Von den 30.000 Studenten sind 54% Frauen. All das wirkt wie ein Magnet auf die mindestens 30 bis 35 Millionen Kurden, nicht nur im Irak, sondern auch in den überwiegend kurdischen Landesteilen der drei Nachbarstaaten Türkei, Syrien und Iran. Dort wird die kurdischsprachige Bevölkerung weiter diskriminiert, unterdrückt oder verfolgt In türkischen Gefängnissen sind bis heute 4.000 kurdische politische Gefangene inhaftiert. Die Regierung der Türkei macht kaum Anstalten, die zwei Millionen während des türkisch- kurdischen Bürgerkriegs vertriebenen kurdischen Dorrbewohner in ihre Heimatorte zurückzuführen und diese wieder aufzubauen. De facto darf die kurdische Sprache weder in Schulen noch bei Behörden gebraucht werden. Die drei kurdischen Siedlungsgebiete Syriens genießen keinerlei lokale oder regionale Selbstverwaltung. Kurdische Ortsnamen dürfen nicht verwendet werden. Rund 300.000 Kurden haben bis heute ihre syrische Staatsbürgerschaft nicht wiederbekommen.

Auch Irans Kurden fordern die Gleichberechtigung ihrer Sprache und den föderalistischen Aufbau des Landes, wie die große Mehrheit der Iraner, aber auch Rechtsstaat und Demokratie. Zwar sehnen sich viele Kurden nach einem gemeinsamen Staat. Doch hat die Annektierung, Okkupation und fast 90 Jahre währende Repression durch den arabischen, persischen und türkischen Nationalismus die kurdischen Regionen auch voneinander entfremdet. Von der arabischen Zeitung "AI Hayat" am 24. März 2007 gefragt, ob er den Traum nach einer gemeinsamen Nation noch immer aufrecht erhalte, erklärte Kurdistans Präsident Masud Barzani: "Ich betrachte das als legitimes Recht, weil die Kurden eine Nation bilden, die sich von anderen Nationen unterscheidet. Für sie ist das nicht weniger wichtig als für andere Nationen auch. Deshalb ist es legitim, eine eigene unabhängige Nation zu sein. Das betrachte ich nicht als Traum.
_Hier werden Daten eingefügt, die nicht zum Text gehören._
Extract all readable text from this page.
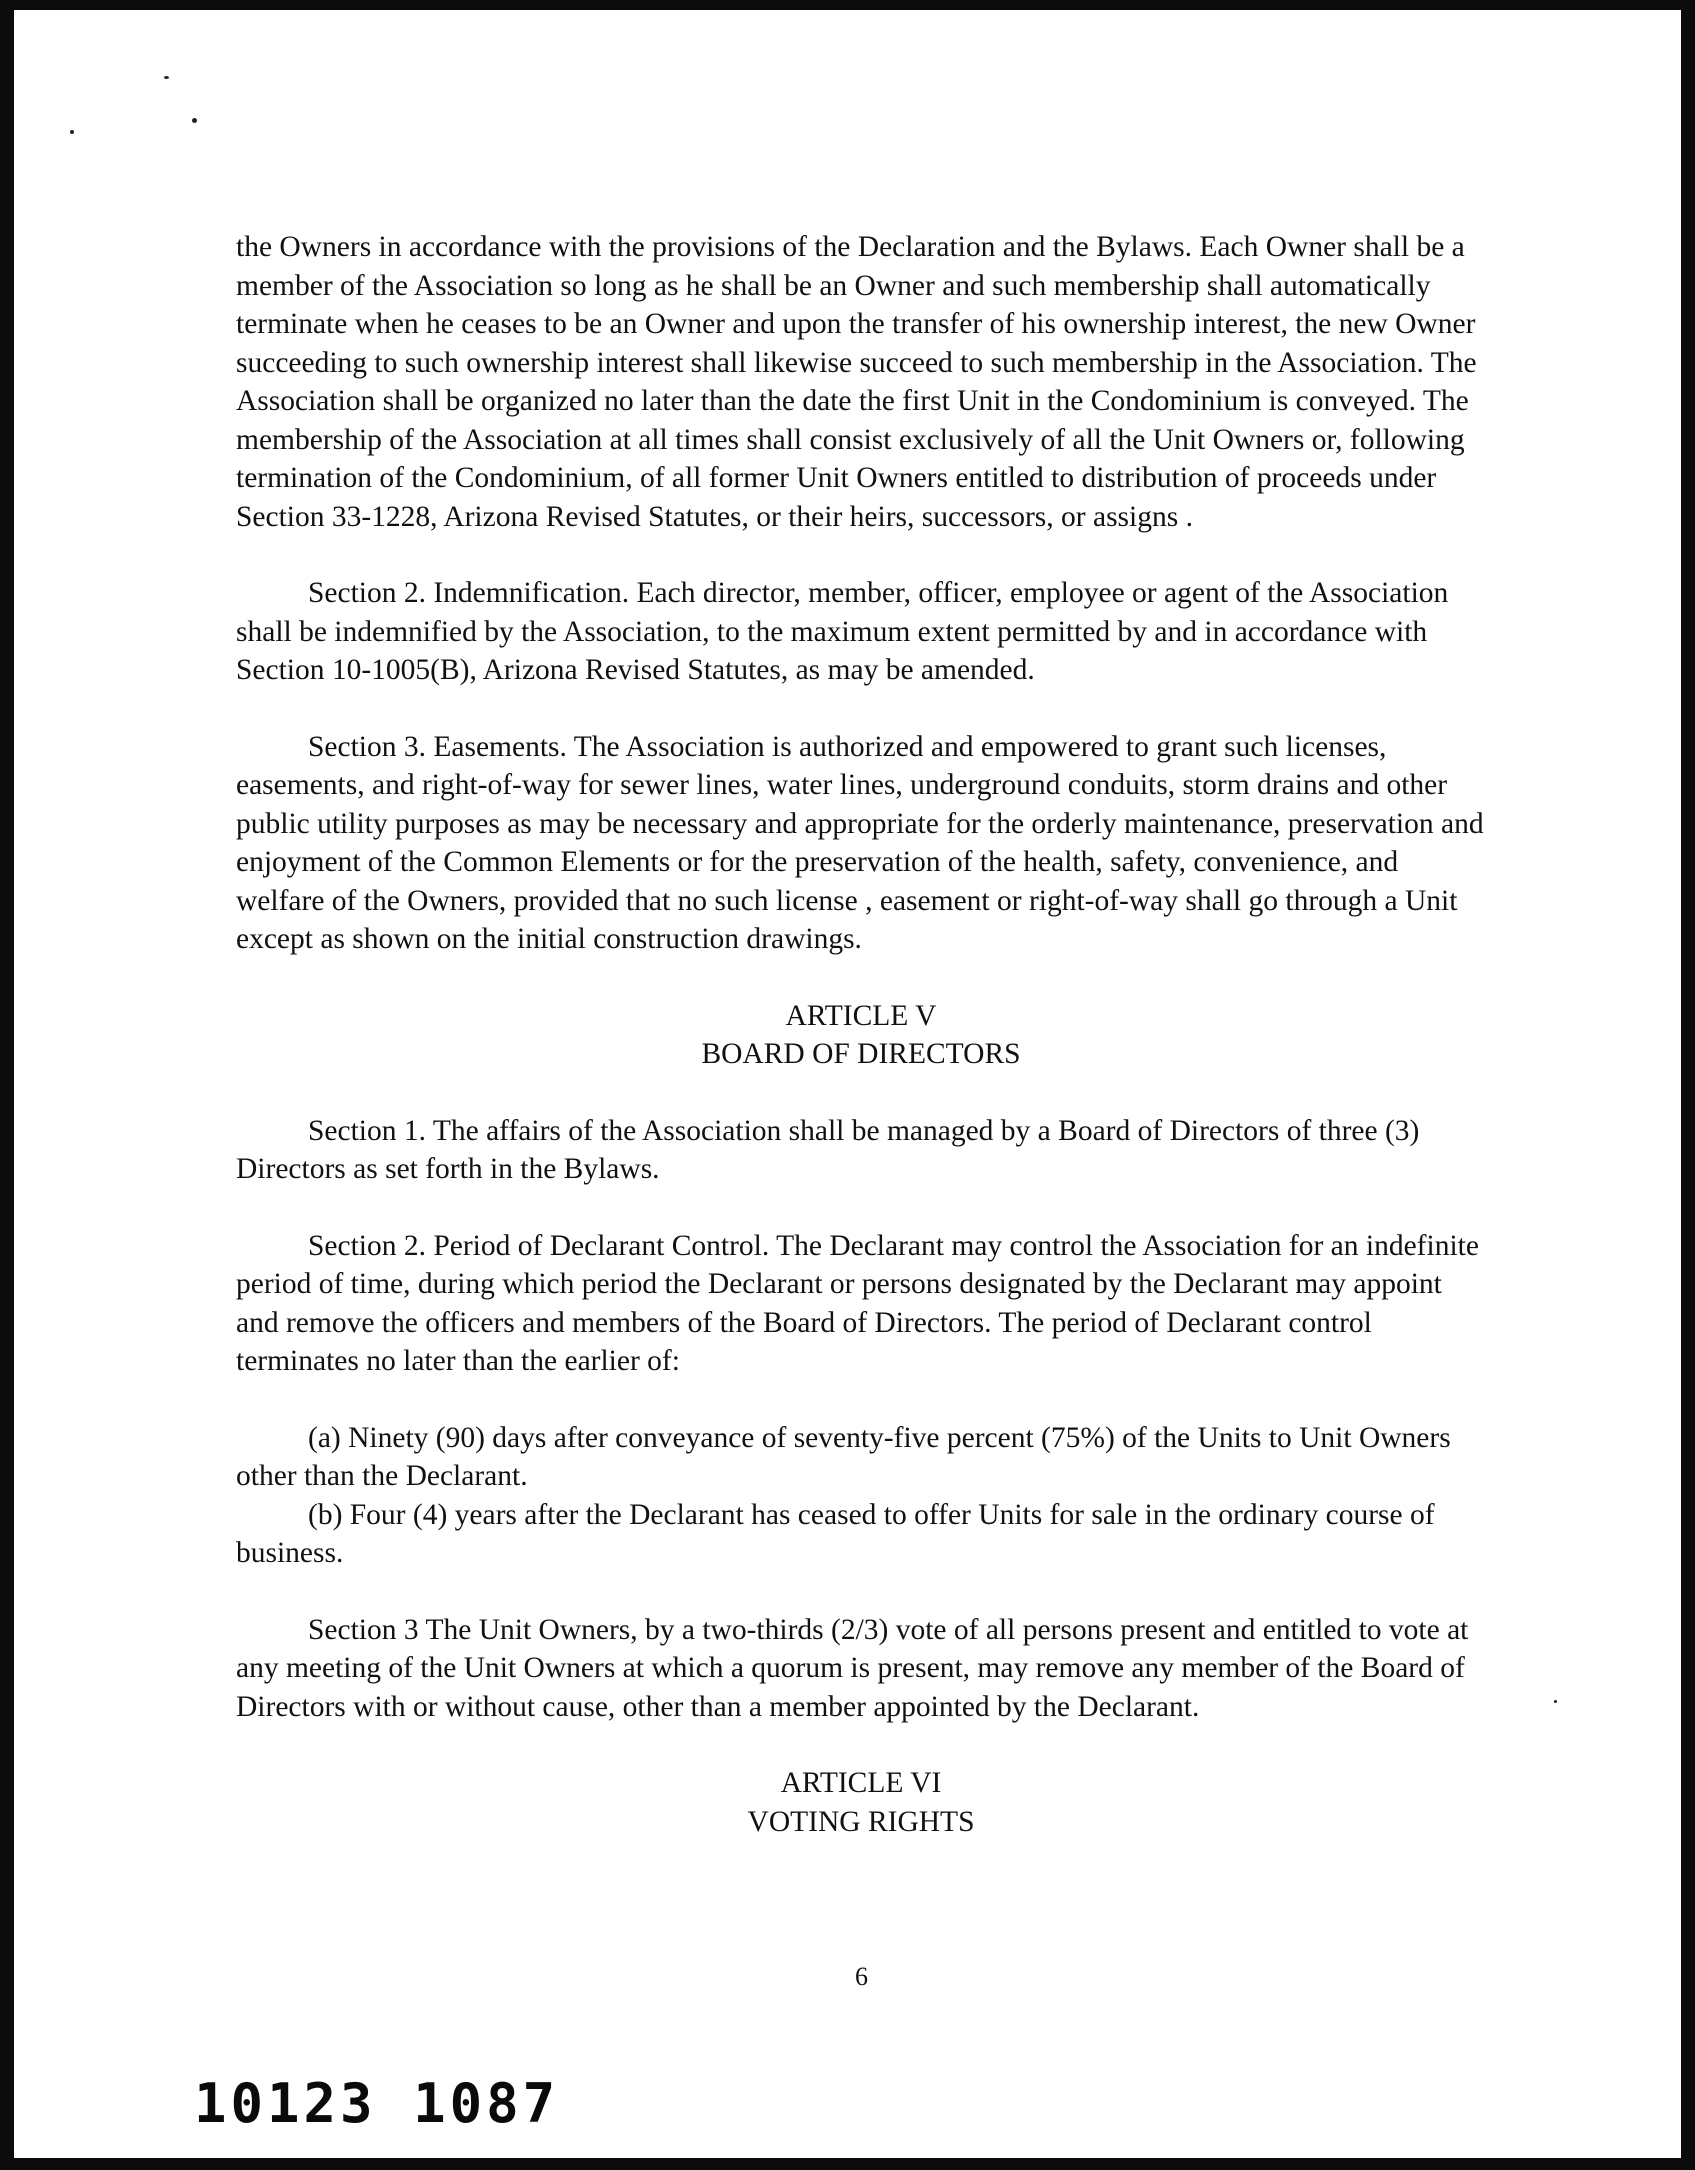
the Owners in accordance with the provisions of the Declaration and the Bylaws. Each Owner shall be a member of the Association so long as he shall be an Owner and such membership shall automatically terminate when he ceases to be an Owner and upon the transfer of his ownership interest, the new Owner succeeding to such ownership interest shall likewise succeed to such membership in the Association. The Association shall be organized no later than the date the first Unit in the Condominium is conveyed. The membership of the Association at all times shall consist exclusively of all the Unit Owners or, following termination of the Condominium, of all former Unit Owners entitled to distribution of proceeds under Section 33-1228, Arizona Revised Statutes, or their heirs, successors, or assigns .

Section 2. Indemnification. Each director, member, officer, employee or agent of the Association shall be indemnified by the Association, to the maximum extent permitted by and in accordance with Section 10-1005(B), Arizona Revised Statutes, as may be amended.

Section 3. Easements. The Association is authorized and empowered to grant such licenses, easements, and right-of-way for sewer lines, water lines, underground conduits, storm drains and other public utility purposes as may be necessary and appropriate for the orderly maintenance, preservation and enjoyment of the Common Elements or for the preservation of the health, safety, convenience, and welfare of the Owners, provided that no such license , easement or right-of-way shall go through a Unit except as shown on the initial construction drawings.

ARTICLE V

BOARD OF DIRECTORS

Section 1. The affairs of the Association shall be managed by a Board of Directors of three (3) Directors as set forth in the Bylaws.

Section 2. Period of Declarant Control. The Declarant may control the Association for an indefinite period of time, during which period the Declarant or persons designated by the Declarant may appoint and remove the officers and members of the Board of Directors. The period of Declarant control terminates no later than the earlier of:

(a) Ninety (90) days after conveyance of seventy-five percent (75%) of the Units to Unit Owners other than the Declarant.

(b) Four (4) years after the Declarant has ceased to offer Units for sale in the ordinary course of business.

Section 3 The Unit Owners, by a two-thirds (2/3) vote of all persons present and entitled to vote at any meeting of the Unit Owners at which a quorum is present, may remove any member of the Board of Directors with or without cause, other than a member appointed by the Declarant.

ARTICLE VI

VOTING RIGHTS

6
10123 1087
Es wird kommen, aber ich weiß nicht, wann es kommen wird." Nichts desto weniger machen sowohl Barzani als auch Iraks kurdischer Präsident Jalal Talabani eine realistische Politik und fordern nicht mehr als diesen Bundesstaat Kurdistan in einem föderalistischen Irak.

Es sind offensichtlich Mehrheiten in vier kleineren angrenzenden irakischen Regionen, die den Anschluss an den Bundesstaat Kurdistans verlangen. Dazu gehören das Hauptsiedlungsgebiet der Yeziden, Sinjar nördlich von Mossul, die Niniveh-Ebene mit assyro-chaldäischer, yezidischer und Shabak-Bevölkerung, die Provinz Kirkuk mit kurdischer Mehrheit, aber auch Teile der Turkmenen und die Assyro-Chaldäer wünschen dort diesen Anschluss - und auch das kleine mehrheitlich shiitisch-kurdische Territorium im Süden um Kanaquin und Mandali. Würden diese Vereinigungen Wirklichkeit, müssten die- se Regionen im irakischen Kurdistan eine Subautonomie erhalten.

Unvergessen ist bei den Einwohnern Irakisch-Kurdistans der Völkermord Saddam Husseins, dem seit 1968 mehrere hunderttausend Kurden und mit ihnen Assyro-Chaldäer, Turkmenen und Yeziden zum Opfer gefallen sind. 8.200 Knaben und Männer des Barzani-Stammes wurden 1983 deportiert und ermordet Während der "Anfal-Offensive" (1987/88)- zum Teil mit dem Giftgas, dessen Produktion europäische und deutsche Firmen ermöglicht hatten - wurden vor allem in der Provinz Kirkuk etwa 180.000 Menschen vernichtet. Dem Giftgas-Angriff auf die Stadt Halabja (1988) fielen 5.000 Kurden zum Opfer.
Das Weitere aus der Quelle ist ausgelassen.